What you just said here is that we cannot reduce healthcare costs without reducing the end quality of care. By necessary implication, that argument rests on the following assumptions: 1) there is no waste in our system, 2) that we get the same bang for our healthcare buck as other systems (i.e. we pay more for portionally better care).
Neither of those assumptions are even close to correct.
We spend about 50% more per capita on healthcare in this country than they do in Canada and most of Europe, and that is after adjusting for our higher gdp/per capita. Do we get 50% better care, or better care at all? Our lifespan here is about 5 years shorter.
Before you try to put that all down to lifestye and behavioral differences, bear in mind that while obesity is considerably higher in the U.S., only 23% of Americans smoke whereas 35% of Europeans do. If there is anything worse than obesity on lifespan, it is smoking.
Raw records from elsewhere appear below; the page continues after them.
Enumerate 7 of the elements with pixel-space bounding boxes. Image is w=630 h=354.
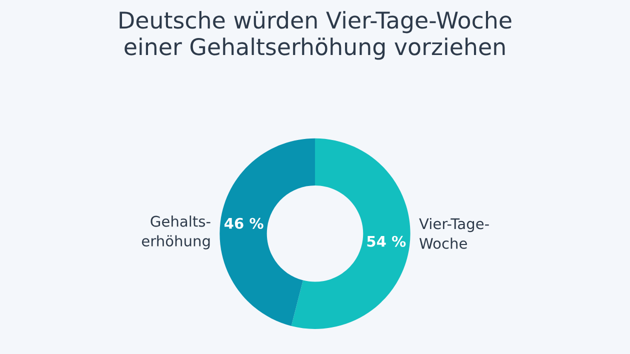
data-label: 46 % [224,218,264,229]
donut-slice [220,138,315,326]
data-label: 54 % [367,236,406,247]
donut-slice [291,138,410,329]
chart-title: Deutsche würden Vier-Tage-Woche einer Gehaltserhöhung vorziehen [120,11,512,60]
slice-label: Gehalts- erhöhung [142,216,210,250]
slice-label: Vier-Tage- Woche [419,218,489,249]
While you are correct that other kinds of admin costs will arise in single payor, admin is 33% of our healthcare costs here in the U.S., and 16% in Canada. And that is 33% of a higher base cost to begin with because our system is bloated and wasteful in other ways.
No, we don't get the same bang for our buck here, and yes, there is vast waste in our system not present to the same degree in other systems. That means that we can reduce costs without compromizing care. How that is accomplished is open for debate, but to claim that it can't be done when it has been done in other countries is not a tenable position.